To reassure those more apprehensive that the city was well prepared to deal with the threat, the mayor rode the subway to work on Friday morning, as he usually does. In his weekly radio appearance on WOR on Friday morning he said he felt perfectly safe to do it.
(Photo: Police inspect a vehicle at Canal and West streets at a checkpoint in Manhattan/by Ailsa Chang)
“Keep in mind: We have threats all the time," Bloomberg said. "On the Internet, every day, there are threats of people, particularly around big sporting events and religious holidays, and around commemorations of things like 9/11. And each time the NYPD, with the FBI, we increase our security, which obviously we have done for this."

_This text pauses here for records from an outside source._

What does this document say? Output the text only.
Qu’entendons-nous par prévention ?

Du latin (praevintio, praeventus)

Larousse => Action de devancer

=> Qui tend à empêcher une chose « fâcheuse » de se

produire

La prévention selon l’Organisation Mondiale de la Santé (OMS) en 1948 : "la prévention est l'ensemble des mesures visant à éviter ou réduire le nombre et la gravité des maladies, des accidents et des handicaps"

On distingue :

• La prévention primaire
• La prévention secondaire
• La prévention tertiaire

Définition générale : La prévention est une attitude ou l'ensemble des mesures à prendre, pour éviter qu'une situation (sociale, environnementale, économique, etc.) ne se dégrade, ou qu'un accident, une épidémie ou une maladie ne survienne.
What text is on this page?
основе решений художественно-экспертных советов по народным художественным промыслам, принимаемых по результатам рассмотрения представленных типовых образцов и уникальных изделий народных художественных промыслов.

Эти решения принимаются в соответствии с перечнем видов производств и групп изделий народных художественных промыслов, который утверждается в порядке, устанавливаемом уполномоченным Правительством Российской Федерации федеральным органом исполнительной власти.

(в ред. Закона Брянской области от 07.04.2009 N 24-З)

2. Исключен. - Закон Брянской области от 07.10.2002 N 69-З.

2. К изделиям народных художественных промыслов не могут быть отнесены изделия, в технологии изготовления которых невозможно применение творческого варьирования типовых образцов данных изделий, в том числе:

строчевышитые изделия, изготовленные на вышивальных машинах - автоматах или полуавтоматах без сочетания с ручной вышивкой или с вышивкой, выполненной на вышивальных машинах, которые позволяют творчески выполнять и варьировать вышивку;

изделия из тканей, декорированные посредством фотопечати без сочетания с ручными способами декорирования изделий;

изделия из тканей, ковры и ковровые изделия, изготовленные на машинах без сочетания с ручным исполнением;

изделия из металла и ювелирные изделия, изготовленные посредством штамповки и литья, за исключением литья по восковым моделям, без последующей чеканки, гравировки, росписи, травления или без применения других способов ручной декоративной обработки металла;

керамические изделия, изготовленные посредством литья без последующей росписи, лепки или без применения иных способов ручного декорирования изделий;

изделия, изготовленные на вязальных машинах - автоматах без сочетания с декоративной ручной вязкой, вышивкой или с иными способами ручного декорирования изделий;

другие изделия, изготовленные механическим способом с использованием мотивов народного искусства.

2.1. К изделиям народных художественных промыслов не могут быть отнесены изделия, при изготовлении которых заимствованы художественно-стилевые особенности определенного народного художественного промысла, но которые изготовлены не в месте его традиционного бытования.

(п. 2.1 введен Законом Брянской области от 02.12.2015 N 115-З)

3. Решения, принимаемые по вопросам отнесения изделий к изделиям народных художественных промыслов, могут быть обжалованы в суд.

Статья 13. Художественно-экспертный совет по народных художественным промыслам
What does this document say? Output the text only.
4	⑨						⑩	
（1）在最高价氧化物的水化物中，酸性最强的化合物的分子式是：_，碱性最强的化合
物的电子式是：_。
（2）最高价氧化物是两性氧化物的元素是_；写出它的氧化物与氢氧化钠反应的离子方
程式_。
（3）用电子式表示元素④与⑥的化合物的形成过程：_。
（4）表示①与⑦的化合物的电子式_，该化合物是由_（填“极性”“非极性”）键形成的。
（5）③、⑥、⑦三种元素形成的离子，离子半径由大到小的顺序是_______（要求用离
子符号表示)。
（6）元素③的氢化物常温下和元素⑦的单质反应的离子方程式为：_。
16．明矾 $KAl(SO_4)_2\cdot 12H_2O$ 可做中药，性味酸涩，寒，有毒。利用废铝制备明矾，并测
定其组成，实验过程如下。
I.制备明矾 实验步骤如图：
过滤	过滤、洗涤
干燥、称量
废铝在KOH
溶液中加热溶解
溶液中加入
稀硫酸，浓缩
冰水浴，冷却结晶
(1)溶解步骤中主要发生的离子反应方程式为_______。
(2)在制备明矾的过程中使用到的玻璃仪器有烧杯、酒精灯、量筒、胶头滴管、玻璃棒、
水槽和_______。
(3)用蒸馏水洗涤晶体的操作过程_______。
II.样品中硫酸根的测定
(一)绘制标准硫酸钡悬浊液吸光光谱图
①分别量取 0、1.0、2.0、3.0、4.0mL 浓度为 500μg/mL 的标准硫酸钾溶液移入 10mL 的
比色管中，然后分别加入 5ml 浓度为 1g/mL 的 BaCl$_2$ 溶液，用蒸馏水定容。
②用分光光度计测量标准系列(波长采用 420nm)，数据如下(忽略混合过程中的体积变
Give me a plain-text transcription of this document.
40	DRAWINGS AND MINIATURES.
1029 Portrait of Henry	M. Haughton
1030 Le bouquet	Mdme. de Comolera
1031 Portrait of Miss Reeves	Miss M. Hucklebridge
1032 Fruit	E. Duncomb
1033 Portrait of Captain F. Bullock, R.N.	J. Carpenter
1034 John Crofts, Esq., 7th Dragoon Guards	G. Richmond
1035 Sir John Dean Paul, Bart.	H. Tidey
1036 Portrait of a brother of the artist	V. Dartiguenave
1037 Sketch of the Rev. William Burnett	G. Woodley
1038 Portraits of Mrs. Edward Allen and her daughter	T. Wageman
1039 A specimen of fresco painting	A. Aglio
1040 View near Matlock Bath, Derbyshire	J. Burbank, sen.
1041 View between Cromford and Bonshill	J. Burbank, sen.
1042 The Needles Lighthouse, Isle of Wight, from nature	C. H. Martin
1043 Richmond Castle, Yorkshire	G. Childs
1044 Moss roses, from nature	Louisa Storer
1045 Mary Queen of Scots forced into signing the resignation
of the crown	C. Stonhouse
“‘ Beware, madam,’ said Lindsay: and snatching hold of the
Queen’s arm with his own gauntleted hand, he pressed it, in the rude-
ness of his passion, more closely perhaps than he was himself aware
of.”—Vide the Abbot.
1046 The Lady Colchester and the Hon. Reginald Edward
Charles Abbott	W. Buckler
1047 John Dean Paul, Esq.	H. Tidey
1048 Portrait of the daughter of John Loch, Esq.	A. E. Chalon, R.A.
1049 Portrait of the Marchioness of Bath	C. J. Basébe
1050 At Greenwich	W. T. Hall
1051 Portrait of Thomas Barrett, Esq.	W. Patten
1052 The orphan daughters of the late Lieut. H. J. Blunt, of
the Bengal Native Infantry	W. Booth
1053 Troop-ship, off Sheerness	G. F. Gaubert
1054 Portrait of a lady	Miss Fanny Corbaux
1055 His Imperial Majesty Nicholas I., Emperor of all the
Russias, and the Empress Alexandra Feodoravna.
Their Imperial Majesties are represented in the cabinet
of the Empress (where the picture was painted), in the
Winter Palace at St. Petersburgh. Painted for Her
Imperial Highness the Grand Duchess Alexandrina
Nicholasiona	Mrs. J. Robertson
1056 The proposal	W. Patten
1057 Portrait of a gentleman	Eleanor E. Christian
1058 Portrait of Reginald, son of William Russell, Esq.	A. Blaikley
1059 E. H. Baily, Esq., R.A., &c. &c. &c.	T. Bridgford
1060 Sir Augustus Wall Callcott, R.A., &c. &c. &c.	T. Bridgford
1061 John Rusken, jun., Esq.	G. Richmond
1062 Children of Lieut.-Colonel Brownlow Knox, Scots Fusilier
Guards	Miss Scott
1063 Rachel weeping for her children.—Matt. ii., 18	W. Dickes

A spokesman for the Port Authority of New York and New Jersey said it was “at a heightened state of alert at all of our transportation facilities and at the World Trade Center site — including increased vehicle checks at all crossings, increased police presence at all facilities, and increased bag checks at the airports, PATH and Port Authority Bus Terminal.”
As of early Friday afternoon, those measures had not caused any delays.
Increased police presence seemed to have a reassuring effect on some, like Anna Wicklane, 52, who was heading back home to Shirley, Long Island, for the weekend. Coming to Penn Station, she said she noticed officers on “every corner.”
“I never felt safer in New York City than I have felt this morning,” she said.
Ailsa Chang, Jim O’Grady and Brian Zumhagen contributed reporting.